A newer version of this document is available. Customers should click here to go to the newest version.

Document Table of Contents

?tftri

Computes the inverse of a triangular matrix stored in the Rectangular Full Packed (RFP) format.

Syntax

call stftri( transr, uplo, diag, n, a, info )

call dtftri( transr, uplo, diag, n, a, info )

call ctftri( transr, uplo, diag, n, a, info )

call ztftri( transr, uplo, diag, n, a, info )

Include Files

  • mkl.fi, lapack.f90

Description

Computes the inverse of a triangular matrix A stored in the Rectangular Full Packed (RFP) format.
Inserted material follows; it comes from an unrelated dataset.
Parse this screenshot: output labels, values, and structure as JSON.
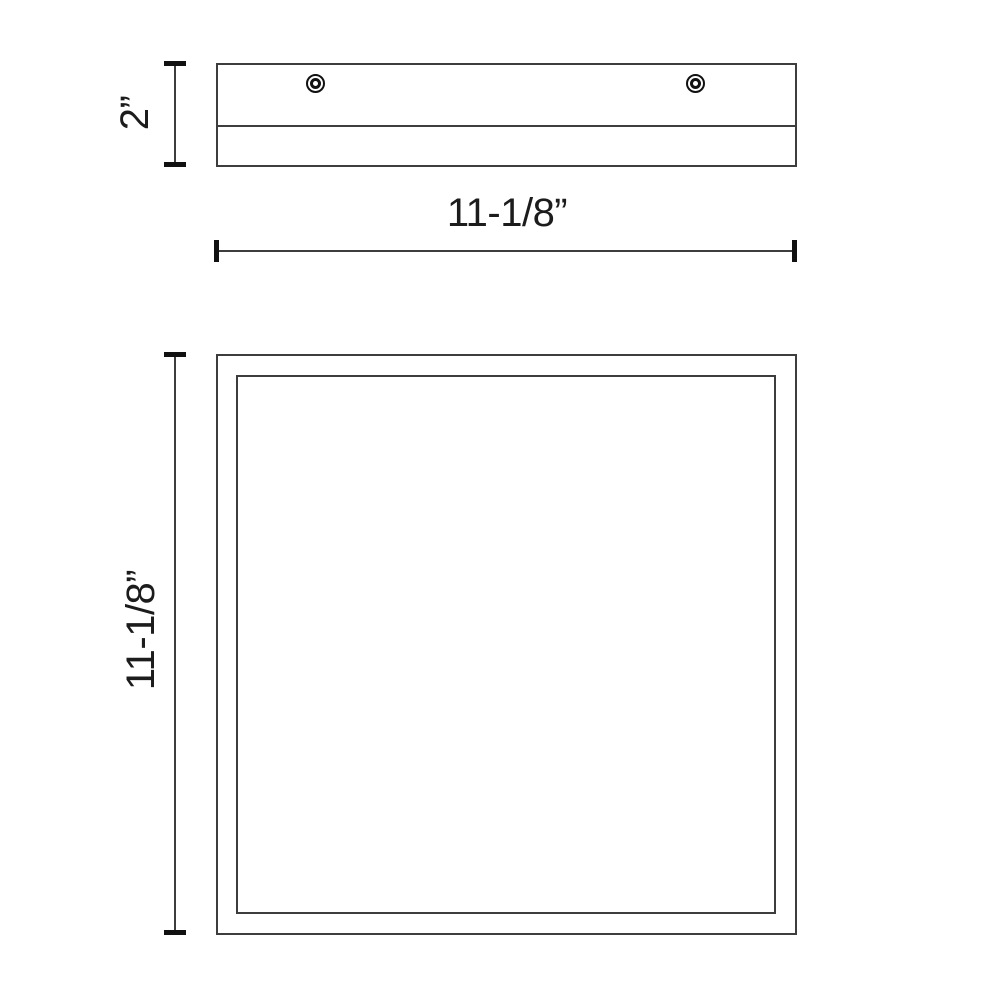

For the description of the RFP format, see Matrix Storage Schemes.

This is the block version of the algorithm, calling Level 3 BLAS.

Input Parameters

transr

CHARACTER*1. Must be 'N', 'T' (for real data) or 'C' (for complex data).

If transr = 'N', the Normal transr of RFP A is stored.
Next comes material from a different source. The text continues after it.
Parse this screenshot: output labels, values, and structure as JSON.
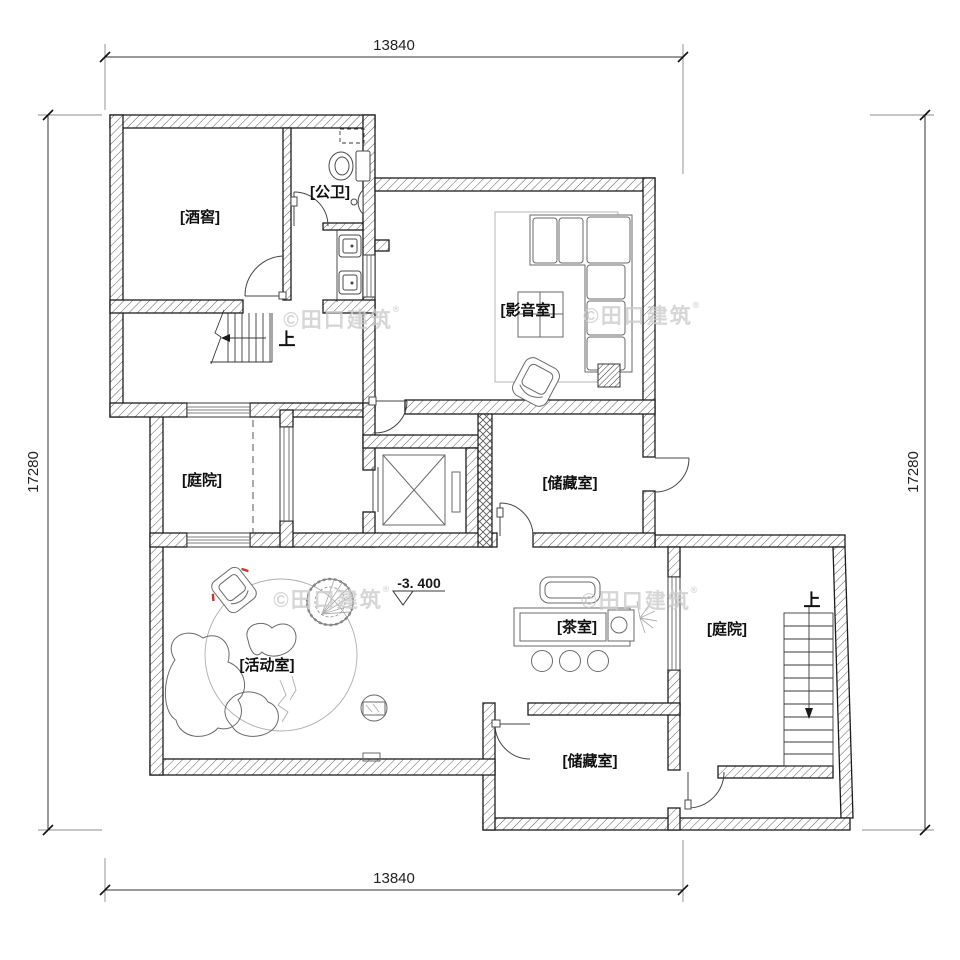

If transr = 'T', the Transpose transr of RFP A is stored.

If transr = 'C', the Conjugate-Transpose transr of RFP A is stored.

uplo

CHARACTER*1. Must be 'U' or 'L'.

Indicates whether the upper or lower triangular part of RFP A is stored:

If uplo = 'U', the array a stores the upper triangular part of the matrix A.

If uplo = 'L', the array a stores the lower triangular part of the matrix A.

diag

CHARACTER*1. Must be 'N' or 'U'.

If diag = 'N', then A is not a unit triangular matrix.
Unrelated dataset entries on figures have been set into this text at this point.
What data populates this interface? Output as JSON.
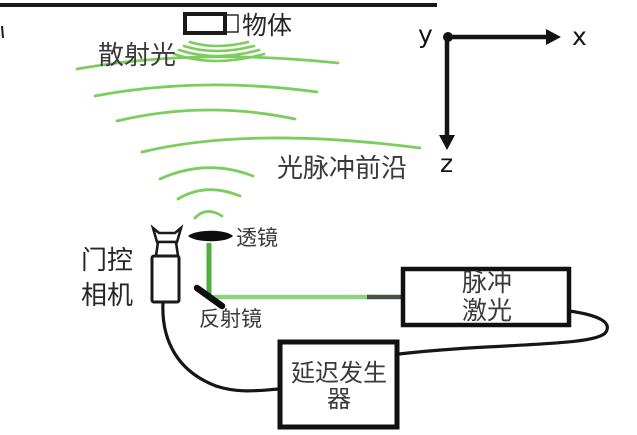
{
  "figure": {
    "title_semantic": "gated-camera scattering imaging setup diagram",
    "labels": {
      "object": "物体",
      "scattered_light": "散射光",
      "light_pulse_front": "光脉冲前沿",
      "lens": "透镜",
      "gated_camera_line1": "门控",
      "gated_camera_line2": "相机",
      "mirror": "反射镜",
      "pulsed_laser_line1": "脉冲",
      "pulsed_laser_line2": "激光",
      "delay_generator_line1": "延迟发生",
      "delay_generator_line2": "器",
      "axis_x": "x",
      "axis_y": "y",
      "axis_z": "z"
    },
    "colors": {
      "wavefront_green": "#7ccd5e",
      "beam_green_vertical": "#4fae3f",
      "beam_green_horizontal": "#90d080",
      "beam_dark_segment": "#4a4f45",
      "outline_black": "#1a1a1a",
      "label_gray": "#3a3a3a",
      "background": "#ffffff"
    }
  }
}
If diag = 'U', A is unit triangular: diagonal elements of A are assumed to be 1 and not referenced in the array a.

n

INTEGER. The order of the matrix A; n 0.

a

REAL for stftri

DOUBLE PRECISION for dtftri

COMPLEX for ctftri

DOUBLE COMPLEX for ztftri.

Array, size max(1, n*(n + 1)/2). The array a contains the matrix A in the RFP format.

Output Parameters

a

The (triangular) inverse of the original matrix in the same storage format.

info

INTEGER. If info=0, the execution is successful.

If info = -i, the i-th parameter had an illegal value.

If info = i, A(i,i) is exactly zero. The triangular matrix is singular and its inverse cannot be computed.